Day-night Test match
Australia and New Zealand played with a pink ball during the inaugural day-night Test match in November 2015AFP

England's scheduled Ashes tour in 2017/18 could include a day-night match for the very first time, according to Cricket Australia chief executive James Sutherland. The concept, already popular in both one-day and twenty20 cricket, was first mooted back in 2009 and has been recently trialled in the Test arena as a means of attempting to ensure that interest in the game's oldest format does not continue to decline.

The first international of its kind took place between Australia and New Zealand back in November 2015. A pink ball was used throughout at the Adelaide Oval, with the hosts eventually winning by three wickets to take the three-Test series 2-0.

That particular day-night match was evidently deemed a commercial success and despite angering many traditionalists, plans to stage further contests this year appear likely. If those games also go well, then it seems almost inevitable that the Ashes schedule will be amended to allow for the first such meeting against England.

"It is certainly on the radar," Sutherland told ABC Radio. "We haven't had any formal conversations with the England and Wales Cricket Board.

"With the success of the Adelaide Test match this year, the anticipation [is] that we will have at least one day-night Test [in 2016]. It seems like it would be a natural progression for there to be an Ashes day-night Test match in 2017-18.

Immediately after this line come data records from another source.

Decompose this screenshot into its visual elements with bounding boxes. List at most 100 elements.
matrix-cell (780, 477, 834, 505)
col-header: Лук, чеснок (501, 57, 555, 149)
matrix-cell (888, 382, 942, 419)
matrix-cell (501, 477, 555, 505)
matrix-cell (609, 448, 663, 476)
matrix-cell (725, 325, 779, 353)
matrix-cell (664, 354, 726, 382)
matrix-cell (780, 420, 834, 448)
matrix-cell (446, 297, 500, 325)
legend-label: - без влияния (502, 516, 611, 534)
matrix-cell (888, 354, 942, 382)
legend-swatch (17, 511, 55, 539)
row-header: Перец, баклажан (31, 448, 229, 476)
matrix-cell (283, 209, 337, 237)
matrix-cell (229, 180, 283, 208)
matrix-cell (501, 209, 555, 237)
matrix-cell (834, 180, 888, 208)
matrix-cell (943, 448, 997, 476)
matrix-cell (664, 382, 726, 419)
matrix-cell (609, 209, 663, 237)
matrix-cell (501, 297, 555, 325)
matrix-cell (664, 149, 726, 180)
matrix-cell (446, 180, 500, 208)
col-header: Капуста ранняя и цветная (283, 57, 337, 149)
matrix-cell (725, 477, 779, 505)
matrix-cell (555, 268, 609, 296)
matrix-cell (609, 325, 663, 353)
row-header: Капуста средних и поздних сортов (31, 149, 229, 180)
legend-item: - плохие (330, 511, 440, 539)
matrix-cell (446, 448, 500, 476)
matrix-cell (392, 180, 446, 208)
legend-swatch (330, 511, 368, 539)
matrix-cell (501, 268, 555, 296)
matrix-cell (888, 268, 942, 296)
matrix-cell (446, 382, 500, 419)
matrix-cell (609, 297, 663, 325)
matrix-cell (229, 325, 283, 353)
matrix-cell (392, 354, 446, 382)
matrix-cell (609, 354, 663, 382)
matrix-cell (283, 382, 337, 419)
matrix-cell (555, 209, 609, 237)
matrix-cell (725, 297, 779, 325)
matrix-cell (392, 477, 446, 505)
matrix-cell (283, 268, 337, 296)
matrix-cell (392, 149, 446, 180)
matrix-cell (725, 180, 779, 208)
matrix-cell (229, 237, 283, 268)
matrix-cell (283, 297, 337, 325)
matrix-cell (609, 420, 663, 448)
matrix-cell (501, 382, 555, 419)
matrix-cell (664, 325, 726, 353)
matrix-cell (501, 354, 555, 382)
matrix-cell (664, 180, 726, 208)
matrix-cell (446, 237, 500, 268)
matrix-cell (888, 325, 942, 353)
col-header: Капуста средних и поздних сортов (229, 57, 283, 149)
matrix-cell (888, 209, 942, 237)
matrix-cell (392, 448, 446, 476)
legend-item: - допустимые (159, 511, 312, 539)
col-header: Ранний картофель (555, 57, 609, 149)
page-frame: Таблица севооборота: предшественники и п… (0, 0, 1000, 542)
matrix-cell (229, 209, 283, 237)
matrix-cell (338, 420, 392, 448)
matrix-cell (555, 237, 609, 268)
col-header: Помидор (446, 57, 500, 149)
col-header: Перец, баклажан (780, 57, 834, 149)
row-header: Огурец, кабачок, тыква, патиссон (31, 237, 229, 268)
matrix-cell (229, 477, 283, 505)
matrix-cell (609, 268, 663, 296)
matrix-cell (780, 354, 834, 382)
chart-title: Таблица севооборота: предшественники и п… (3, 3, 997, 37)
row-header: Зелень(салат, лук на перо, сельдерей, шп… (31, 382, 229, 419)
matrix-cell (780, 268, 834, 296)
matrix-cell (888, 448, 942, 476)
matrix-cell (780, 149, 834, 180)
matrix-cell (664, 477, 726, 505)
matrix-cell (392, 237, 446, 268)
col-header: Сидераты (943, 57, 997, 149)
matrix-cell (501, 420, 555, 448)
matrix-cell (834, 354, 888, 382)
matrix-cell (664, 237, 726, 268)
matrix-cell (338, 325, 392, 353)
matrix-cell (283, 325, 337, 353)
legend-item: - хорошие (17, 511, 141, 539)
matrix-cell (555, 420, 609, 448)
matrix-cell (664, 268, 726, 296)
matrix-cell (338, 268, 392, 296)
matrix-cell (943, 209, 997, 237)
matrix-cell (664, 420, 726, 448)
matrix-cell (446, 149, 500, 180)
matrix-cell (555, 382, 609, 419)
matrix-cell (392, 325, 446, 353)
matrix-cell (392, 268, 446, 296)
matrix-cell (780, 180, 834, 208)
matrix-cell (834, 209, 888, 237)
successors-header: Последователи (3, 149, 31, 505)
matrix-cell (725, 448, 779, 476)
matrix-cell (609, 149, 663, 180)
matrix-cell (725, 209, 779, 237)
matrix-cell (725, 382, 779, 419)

"We'll have meetings in Dubai [in January] with a lot of the chief executives and certainly be talking to counterparts in Pakistan and South Africa. They definitely know it will be on the agenda. The right place, right time and right conditions – we're going to see more Test cricket played in the evening."

England currently hold the Ashes after beating their old rivals 3-2 to recapture the famous urn on home soil in August. Both countries have now won 32 series apiece ahead of the next installment in 2017.